Turcopole
The turcopoles , or turcoples , were arc hers assembling horses Arab, equipped slightly and equipped with Turkish. In French, the word appears at the 12th century.
The etymology seems to indicate that at the beginning these auxiliary troops were made up combatants of Turkish origin ( sports shirts = foal, in the direction of child), of the Seldjoukides christianized. But this body accepted also combatants of mixed ascent, cross father and Christian mother of the East, Arménie, Greek or Syria, called “Poulain S”, or of Turkish father and Greek mother. One could find there, more generally still, of the combatants resulting from the local Christian population, manners and Eastern type thus, even of the christianized Moslems (Syrian, Bedouin S, etc, or of the soldiers Turkish captured on the battle fields preferring conversion with dead), this why the Mamelouks regarded them as traitors and renegades, not showing no pity towards those which they captured: after Hattin, in 1187, Saladin made carry out the captive turcopoles like apostates.

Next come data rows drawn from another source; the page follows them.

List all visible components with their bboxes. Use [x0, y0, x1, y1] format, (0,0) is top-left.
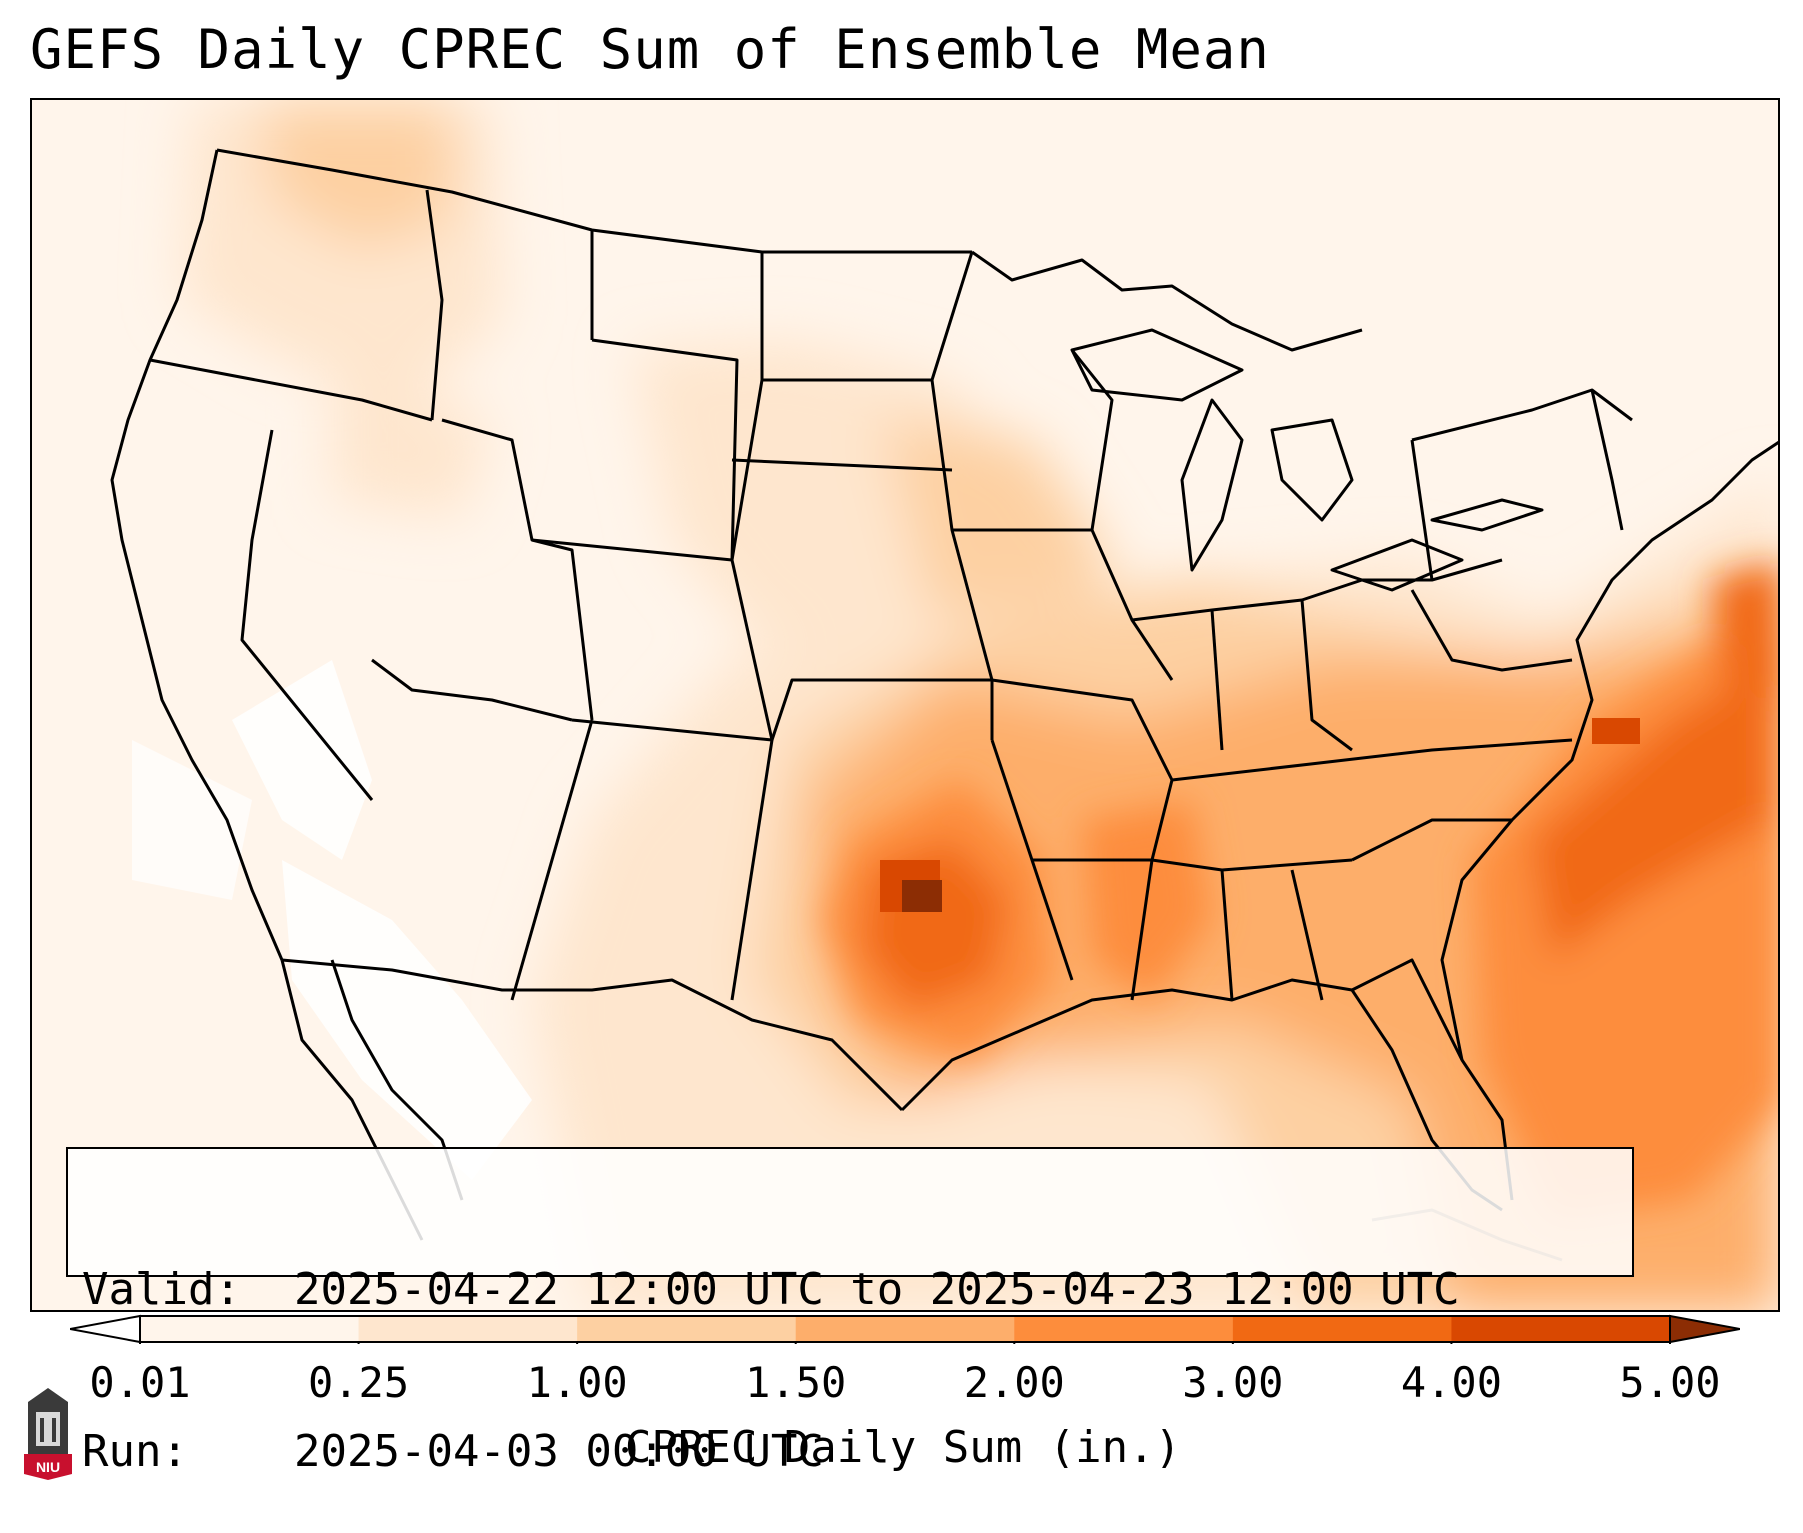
colorbar-segment [577, 1316, 797, 1342]
colorbar-tick-label: 4.00 [1400, 1358, 1502, 1407]
logo-text: NIU [36, 1459, 60, 1475]
valid-value: 2025-04-22 12:00 UTC to 2025-04-23 12:00… [294, 1264, 1460, 1315]
map-title: GEFS Daily CPREC Sum of Ensemble Mean [30, 18, 1270, 81]
colorbar-tick-label: 0.25 [307, 1358, 410, 1407]
colorbar-high-arrow [1669, 1314, 1740, 1344]
colorbar-tick-label: 1.00 [526, 1358, 628, 1407]
colorbar-segment [358, 1316, 578, 1342]
colorbar-outline [139, 1315, 1671, 1343]
colorbar-segment [1232, 1316, 1452, 1342]
run-label: Run: [82, 1426, 188, 1477]
precipitation-map [30, 98, 1780, 1312]
colorbar-tick-label: 3.00 [1182, 1358, 1284, 1407]
run-row: Run: 2025-04-03 00:00 UTC [82, 1425, 1618, 1479]
colorbar-segments [70, 1314, 1740, 1344]
colorbar-tick-label: 1.50 [745, 1358, 847, 1407]
colorbar-segment [140, 1316, 360, 1342]
colorbar-label: CPREC Daily Sum (in.) [624, 1422, 1182, 1473]
valid-label: Valid: [82, 1264, 241, 1315]
colorbar-segment [1451, 1316, 1671, 1342]
info-box: Valid: 2025-04-22 12:00 UTC to 2025-04-2… [66, 1147, 1634, 1477]
colorbar-segment [795, 1316, 1015, 1342]
valid-row: Valid: 2025-04-22 12:00 UTC to 2025-04-2… [82, 1263, 1618, 1317]
niu-logo: NIU [24, 1388, 72, 1480]
colorbar-segment [1014, 1316, 1234, 1342]
colorbar-tick-label: 5.00 [1619, 1358, 1721, 1407]
colorbar-tick-label: 2.00 [963, 1358, 1065, 1407]
run-value: 2025-04-03 00:00 UTC [294, 1426, 824, 1477]
colorbar-tick-label: 0.01 [89, 1358, 191, 1407]
colorbar-low-arrow [70, 1314, 141, 1344]
map-canvas [32, 100, 1778, 1310]
colorbar [70, 1314, 1740, 1344]
precip-field [32, 100, 1778, 1310]
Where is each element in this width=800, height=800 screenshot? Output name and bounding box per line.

They were primarily with the service of the various established military orders with Cyprus, Jerusalem, Rhodos and other places, and were used to counter the Turkish tactics of harassing being based on forces more mobile than the heavy frank knights. They were ordered by a Sergent brother, called Turcopolier. Later, the teutonic Ordre called its own indigenous cavalry Turkopolen .
The turcopoles were mercenaries whom one could rent the time of a military campaign. More typified than the combatants coming from Occident, they could easily serve spies or scouts and infiltrate the enemy grounds. In addition to the services which they rendered to the religious orders, they were also with the pay of Byzance which, just like towards the Almogavre S, always did not show them a great recognition. This is why it arrived to them, at the beginning of the 14th century, to be combined with the latter when they had mortally scrambled with Andronic II Paleologist.